A medida está prevista no Projeto de Lei nº 1.377/2026, que teve parecer favorável do deputado federal Ricardo Ayres (Republicanos-TO) aprovado pela Comissão de Viação e Transportes da Câmara dos Deputados.
Relator da proposta, Ayres apresentou um substitutivo para definir critérios objetivos e reduzir a margem para decisões diferentes entre as companhias aéreas.

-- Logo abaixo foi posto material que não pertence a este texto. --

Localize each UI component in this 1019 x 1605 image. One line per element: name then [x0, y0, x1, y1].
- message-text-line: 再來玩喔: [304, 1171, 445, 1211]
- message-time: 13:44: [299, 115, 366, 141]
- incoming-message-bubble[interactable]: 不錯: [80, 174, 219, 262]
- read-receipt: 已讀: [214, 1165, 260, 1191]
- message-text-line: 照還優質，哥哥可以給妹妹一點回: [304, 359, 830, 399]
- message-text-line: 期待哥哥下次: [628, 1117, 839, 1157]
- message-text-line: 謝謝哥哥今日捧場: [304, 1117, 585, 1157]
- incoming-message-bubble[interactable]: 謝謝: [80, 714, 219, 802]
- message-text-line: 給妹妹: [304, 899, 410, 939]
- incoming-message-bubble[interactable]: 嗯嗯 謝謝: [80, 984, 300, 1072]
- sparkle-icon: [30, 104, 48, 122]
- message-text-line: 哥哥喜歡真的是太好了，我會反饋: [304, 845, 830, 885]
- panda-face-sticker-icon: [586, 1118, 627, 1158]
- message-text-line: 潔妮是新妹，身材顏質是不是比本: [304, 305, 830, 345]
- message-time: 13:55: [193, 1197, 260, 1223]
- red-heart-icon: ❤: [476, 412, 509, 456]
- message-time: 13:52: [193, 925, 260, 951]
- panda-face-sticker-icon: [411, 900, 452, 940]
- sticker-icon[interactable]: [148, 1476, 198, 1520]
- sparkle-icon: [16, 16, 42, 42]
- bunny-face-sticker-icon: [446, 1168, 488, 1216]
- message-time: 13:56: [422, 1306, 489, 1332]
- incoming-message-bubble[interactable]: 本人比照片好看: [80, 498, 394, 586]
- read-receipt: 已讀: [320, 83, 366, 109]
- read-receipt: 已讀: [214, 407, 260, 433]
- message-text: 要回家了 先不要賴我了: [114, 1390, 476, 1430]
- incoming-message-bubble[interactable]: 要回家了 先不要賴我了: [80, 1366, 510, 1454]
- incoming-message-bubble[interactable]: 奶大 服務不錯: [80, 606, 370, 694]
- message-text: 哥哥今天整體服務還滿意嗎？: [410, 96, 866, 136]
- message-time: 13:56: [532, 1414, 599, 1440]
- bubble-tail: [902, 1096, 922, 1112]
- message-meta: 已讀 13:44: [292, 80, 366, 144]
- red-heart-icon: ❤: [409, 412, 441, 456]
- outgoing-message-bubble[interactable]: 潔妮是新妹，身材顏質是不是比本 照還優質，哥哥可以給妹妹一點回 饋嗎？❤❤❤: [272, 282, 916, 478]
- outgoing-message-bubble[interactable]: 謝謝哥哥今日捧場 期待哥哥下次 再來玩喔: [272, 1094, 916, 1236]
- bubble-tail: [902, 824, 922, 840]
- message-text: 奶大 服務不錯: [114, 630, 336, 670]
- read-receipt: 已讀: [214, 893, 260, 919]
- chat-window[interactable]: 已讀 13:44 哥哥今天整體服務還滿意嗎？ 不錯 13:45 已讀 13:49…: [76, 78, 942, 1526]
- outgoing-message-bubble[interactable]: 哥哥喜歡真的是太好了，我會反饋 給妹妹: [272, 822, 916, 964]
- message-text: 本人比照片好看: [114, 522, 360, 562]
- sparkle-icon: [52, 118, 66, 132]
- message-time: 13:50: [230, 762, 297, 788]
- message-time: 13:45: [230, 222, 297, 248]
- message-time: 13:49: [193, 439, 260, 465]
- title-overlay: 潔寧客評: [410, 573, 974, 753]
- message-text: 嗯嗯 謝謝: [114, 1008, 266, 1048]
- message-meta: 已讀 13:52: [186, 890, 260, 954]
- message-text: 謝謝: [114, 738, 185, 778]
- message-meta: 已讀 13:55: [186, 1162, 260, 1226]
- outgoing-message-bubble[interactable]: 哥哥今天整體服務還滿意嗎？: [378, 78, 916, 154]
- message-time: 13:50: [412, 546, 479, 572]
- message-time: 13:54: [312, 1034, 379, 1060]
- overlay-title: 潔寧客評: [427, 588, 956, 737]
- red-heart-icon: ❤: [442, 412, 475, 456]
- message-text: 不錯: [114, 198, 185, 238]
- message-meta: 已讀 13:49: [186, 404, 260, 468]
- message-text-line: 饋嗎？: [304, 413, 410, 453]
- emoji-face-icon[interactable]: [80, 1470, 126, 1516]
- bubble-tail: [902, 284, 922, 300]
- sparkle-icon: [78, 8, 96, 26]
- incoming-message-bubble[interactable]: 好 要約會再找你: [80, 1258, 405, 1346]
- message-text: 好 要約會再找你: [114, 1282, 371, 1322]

Pelo texto aprovado na comissão, o passageiro deverá comunicar o cancelamento com pelo menos 12 horas de antecedência e apresentar os documentos que comprovem o motivo da impossibilidade de viajar.
Cumpridas as exigências, o consumidor poderá escolher entre o reembolso integral do valor pago ou a remarcação do voo, sem multas, taxas ou outras cobranças adicionais.
Nos casos de falecimento, será exigida a certidão de óbito do cônjuge ou de parentes até o segundo grau. Para doença grave ou acidente, o passageiro deverá apresentar atestado acompanhado de relatório médico que demonstre a impossibilidade da viagem.
O substitutivo também impede que a companhia aérea transforme o valor da passagem em crédito de forma unilateral. A conversão em crédito ou a remarcação somente poderão ocorrer com a concordância expressa do passageiro.
Segundo Ricardo Ayres, a proposta busca acabar com a falta de uniformidade nas regras adotadas pelas empresas, que atualmente podem estabelecer critérios próprios para analisar pedidos de cancelamento motivados por situações emergenciais.
“Eventos como enfermidades graves ou o falecimento de familiares acontecem de forma inesperada e podem impedir completamente o deslocamento do passageiro. Não é justo que, além de enfrentar um momento de sofrimento, a pessoa ainda seja penalizada com a perda do valor pago pela passagem. Nosso objetivo é garantir um tratamento mais justo, transparente e equilibrado para o consumidor”, afirmou o parlamentar.
Caso a proposta seja transformada em lei, os procedimentos para solicitar o benefício deverão ser regulamentados pela Agência Nacional de Aviação Civil (Anac).
O projeto ainda será analisado pelas comissões de Defesa do Consumidor e de Constituição e Justiça e de Cidadania da Câmara. Depois de concluir a tramitação entre os deputados, o texto poderá seguir para votação no Senado.